Which leads to another thing Burnett can get away with that lesser filmmakers cannot—predictability. Oftentimes the script for Namibia: The Struggle for Liberation is heavy-handed, weighed down by exposition in the director's effort to cram in as much information as possible. The secondary cast members are one-note caricatures, especially the white Brits and Germans, their inadequacies only highlighted by the great performances from the leads. The first half of the film, which slowly follows the hero's rise from poor boyhood to a man of importance, and the second half of fast-paced explosive war scenes as spectacular as anything Oliver Stone has ever staged, are classic Hollywood tropes. (And the action scenes play especially well to Burnett's strength—his roaming, probing eye. If this man helmed blockbusters he'd single-handedly raise Hollywood's I.Q. by a hundred points!)

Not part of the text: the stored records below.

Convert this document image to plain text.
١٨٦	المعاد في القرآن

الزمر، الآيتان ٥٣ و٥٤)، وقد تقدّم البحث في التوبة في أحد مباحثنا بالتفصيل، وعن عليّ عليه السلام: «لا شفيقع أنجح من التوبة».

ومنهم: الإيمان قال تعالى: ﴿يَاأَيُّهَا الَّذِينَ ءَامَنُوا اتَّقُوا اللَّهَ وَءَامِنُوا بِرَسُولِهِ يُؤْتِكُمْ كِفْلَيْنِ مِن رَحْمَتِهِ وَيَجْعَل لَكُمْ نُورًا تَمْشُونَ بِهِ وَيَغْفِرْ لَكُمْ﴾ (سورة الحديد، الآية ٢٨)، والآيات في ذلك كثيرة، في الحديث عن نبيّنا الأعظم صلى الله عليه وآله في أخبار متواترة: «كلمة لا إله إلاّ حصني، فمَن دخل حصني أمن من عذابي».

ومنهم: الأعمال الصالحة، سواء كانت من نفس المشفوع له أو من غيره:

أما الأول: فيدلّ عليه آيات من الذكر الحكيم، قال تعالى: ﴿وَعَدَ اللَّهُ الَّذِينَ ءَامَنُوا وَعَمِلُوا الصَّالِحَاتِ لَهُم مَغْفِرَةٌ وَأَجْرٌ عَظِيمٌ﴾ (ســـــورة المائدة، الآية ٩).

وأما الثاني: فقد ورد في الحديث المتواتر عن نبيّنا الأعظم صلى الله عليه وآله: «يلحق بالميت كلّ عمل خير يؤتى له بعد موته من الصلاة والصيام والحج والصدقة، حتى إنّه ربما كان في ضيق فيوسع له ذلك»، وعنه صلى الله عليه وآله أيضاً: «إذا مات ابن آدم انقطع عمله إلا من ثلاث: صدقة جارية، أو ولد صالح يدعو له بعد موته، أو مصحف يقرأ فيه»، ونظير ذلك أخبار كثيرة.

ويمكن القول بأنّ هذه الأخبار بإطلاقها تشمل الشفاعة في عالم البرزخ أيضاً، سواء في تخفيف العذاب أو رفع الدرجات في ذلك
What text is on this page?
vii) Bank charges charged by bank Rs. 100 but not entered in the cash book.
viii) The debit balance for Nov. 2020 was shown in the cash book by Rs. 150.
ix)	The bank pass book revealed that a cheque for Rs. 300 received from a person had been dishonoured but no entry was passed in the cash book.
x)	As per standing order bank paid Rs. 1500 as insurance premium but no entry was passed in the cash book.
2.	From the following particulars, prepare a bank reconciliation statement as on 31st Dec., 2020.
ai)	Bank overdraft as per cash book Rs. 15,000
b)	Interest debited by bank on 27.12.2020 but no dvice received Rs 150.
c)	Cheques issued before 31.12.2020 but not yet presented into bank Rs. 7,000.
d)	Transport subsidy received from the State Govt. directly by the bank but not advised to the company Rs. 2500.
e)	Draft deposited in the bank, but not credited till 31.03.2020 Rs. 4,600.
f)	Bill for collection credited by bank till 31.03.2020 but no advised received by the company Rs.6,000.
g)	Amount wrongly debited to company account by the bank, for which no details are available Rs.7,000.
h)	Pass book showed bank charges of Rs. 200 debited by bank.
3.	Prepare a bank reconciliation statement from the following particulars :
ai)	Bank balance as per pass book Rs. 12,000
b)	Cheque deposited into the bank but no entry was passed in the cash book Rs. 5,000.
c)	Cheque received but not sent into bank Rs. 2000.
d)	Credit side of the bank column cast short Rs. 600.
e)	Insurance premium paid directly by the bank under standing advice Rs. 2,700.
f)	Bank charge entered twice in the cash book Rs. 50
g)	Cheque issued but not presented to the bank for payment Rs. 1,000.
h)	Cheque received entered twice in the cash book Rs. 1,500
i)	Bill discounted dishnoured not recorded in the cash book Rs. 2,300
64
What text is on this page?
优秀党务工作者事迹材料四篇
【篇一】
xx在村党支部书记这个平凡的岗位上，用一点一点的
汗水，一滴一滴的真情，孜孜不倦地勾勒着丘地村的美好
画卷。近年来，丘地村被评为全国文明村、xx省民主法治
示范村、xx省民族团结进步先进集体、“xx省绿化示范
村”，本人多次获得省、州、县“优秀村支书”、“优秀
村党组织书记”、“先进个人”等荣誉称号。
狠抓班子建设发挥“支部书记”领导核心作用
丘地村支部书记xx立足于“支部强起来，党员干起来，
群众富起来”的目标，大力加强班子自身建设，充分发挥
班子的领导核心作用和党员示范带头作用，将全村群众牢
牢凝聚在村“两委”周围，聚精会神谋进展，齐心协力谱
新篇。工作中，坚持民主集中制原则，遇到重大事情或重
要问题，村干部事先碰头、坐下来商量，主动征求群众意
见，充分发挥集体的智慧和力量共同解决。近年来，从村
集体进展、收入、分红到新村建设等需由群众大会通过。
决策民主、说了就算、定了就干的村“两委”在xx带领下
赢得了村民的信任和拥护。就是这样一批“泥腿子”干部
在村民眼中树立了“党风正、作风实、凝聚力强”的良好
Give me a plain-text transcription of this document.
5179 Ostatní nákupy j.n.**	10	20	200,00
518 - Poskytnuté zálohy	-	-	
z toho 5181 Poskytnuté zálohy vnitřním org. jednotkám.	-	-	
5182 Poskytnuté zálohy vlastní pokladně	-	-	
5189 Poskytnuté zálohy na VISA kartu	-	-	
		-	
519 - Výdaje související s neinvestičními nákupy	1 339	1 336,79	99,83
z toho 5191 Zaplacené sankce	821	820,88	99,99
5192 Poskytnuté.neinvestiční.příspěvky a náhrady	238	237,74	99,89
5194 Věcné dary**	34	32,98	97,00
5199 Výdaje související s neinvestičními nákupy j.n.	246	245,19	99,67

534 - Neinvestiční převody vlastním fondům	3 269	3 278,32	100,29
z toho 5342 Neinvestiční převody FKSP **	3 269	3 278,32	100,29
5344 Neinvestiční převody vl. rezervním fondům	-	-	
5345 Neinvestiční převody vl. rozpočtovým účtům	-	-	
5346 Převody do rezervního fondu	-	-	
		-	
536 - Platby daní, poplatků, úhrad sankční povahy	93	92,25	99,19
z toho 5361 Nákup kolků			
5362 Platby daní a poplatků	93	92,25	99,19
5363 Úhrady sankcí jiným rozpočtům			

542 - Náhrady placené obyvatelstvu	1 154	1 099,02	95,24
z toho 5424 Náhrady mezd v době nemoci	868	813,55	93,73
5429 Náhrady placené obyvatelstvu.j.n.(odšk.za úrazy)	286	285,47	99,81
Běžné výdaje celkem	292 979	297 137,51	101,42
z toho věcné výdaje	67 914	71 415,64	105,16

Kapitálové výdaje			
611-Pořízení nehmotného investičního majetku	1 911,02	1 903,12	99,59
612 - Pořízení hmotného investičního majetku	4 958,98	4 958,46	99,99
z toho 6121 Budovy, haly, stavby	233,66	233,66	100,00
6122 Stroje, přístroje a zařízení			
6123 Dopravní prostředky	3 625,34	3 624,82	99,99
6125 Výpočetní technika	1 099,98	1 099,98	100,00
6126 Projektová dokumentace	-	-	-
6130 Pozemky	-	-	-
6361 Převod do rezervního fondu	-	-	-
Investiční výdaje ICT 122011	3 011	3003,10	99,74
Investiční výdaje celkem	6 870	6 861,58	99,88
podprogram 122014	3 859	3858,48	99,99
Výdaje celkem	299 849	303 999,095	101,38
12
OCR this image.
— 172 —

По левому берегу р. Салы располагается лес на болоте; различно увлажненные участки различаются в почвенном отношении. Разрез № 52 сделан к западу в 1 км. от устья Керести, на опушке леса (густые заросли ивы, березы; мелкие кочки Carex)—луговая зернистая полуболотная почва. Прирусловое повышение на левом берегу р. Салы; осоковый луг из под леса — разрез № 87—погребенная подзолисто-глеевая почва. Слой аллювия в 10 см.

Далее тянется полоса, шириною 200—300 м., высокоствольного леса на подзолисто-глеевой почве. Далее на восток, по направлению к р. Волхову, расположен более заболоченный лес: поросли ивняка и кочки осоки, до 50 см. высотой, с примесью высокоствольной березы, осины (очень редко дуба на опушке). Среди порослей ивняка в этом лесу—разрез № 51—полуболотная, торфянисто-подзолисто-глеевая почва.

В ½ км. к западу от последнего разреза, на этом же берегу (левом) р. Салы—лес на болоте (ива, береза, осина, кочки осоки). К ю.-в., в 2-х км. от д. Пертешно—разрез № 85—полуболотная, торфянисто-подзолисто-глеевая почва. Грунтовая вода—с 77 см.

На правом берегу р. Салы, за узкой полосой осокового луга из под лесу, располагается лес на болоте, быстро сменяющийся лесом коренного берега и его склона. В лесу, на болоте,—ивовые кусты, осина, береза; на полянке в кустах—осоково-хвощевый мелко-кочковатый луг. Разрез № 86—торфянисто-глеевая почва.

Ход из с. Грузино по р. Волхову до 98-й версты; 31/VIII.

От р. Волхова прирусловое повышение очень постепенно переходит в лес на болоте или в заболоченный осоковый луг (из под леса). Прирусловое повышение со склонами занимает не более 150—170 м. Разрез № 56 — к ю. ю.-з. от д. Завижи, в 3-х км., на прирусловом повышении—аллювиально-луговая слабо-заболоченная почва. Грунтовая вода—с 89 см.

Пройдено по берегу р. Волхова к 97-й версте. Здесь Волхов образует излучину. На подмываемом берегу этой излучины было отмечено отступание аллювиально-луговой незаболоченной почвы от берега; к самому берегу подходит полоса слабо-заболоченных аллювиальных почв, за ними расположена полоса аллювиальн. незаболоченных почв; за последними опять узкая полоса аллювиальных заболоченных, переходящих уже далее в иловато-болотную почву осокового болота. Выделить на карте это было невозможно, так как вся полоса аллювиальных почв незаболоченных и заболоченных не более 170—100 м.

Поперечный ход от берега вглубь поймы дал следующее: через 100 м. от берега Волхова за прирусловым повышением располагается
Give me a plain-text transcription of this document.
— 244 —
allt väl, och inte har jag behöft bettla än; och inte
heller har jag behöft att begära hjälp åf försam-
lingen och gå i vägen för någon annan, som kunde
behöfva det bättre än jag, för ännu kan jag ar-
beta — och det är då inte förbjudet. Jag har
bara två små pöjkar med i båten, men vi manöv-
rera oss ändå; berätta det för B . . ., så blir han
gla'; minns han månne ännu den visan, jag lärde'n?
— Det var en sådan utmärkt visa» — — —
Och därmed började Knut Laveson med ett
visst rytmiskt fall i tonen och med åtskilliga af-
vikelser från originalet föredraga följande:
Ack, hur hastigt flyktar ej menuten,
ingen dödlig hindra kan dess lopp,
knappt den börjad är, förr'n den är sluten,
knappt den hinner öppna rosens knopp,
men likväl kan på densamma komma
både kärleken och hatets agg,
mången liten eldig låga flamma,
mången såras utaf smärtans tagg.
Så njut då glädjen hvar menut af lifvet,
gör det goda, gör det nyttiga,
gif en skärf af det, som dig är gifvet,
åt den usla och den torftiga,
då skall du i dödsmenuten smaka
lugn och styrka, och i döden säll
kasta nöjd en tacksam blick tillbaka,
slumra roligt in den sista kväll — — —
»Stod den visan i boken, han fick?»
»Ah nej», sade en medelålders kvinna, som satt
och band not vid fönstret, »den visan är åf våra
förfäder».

Fortunately, Burnett is allergic to easy filmmaking, forever searching for a new angle. Even the most predictable scenes are shot unpredictably. Children throw rocks at a patrol car, are rounded up by black policemen and tossed onto their backs like sacks. Yet the kids still wriggle and fight with all their might, arms grasping towards Burnett's lens as if for salvation. The director chooses a close up on bound hands twitching rather than the victim's body being whipped, more disturbing than the sight of the lacerations themselves. The camera traces the flow of blood as it trickles down a leg into the sand following a public beating. From the smallest detail to the biggest revelation, Burnett is always hyperaware—of foggy windowpanes and the bright desert light, of the enormity of mass exodus that results from a forced relocation, of the sand and smoke blowing over dead bodies like a shroud, of the difference between being inside a foxhole or looking down on a mass grave, of the colors and sounds and heat of an environment that seems to court oppression of every stripe. Burnett is not content to show but uses images to force us to feel.
And just when the action seems to fall into a sure-fire rhythm, Burnett uses sound to keep the audience off balance. A fog-laden train is seen in the quiet, bluish nighttime light before it explodes, burning to a bright orange. (Cut to Glover's priest praying at a red altar as the violence escalates, straight out of a mob flick.) One of my favorite scenes occurs near the end when African drums are employed to heighten the suspense of an inevitable shootout in the desert—then an excruciatingly long silence before gunfire erupts. "Why do the wicked die in peace?" one character asks when a corrupt drunken chief passes away in his sleep. "In wars villains become heroes," another later pronounces. In a country occupied by Germans and British, aided by Fidel Castro's weapons, fighting the plodding chess tournament of United Nations politics as real people die, struggling to unite black with black while whites methodically conquer and divide, there are no easy moral answers. Only this image: of Namibia's future president, once a stubborn youth, now a white-bearded old man, standing in camouflage against the dense foliage, surveying the now barren battleground where those seeds of hope were first planted so many generations ago.
Brooklyn-based writer Lauren Wissot is the publisher of the blog Beyond the Green Door, the author of the memoir Under My Master's Wings, and a contributor to The Reeler.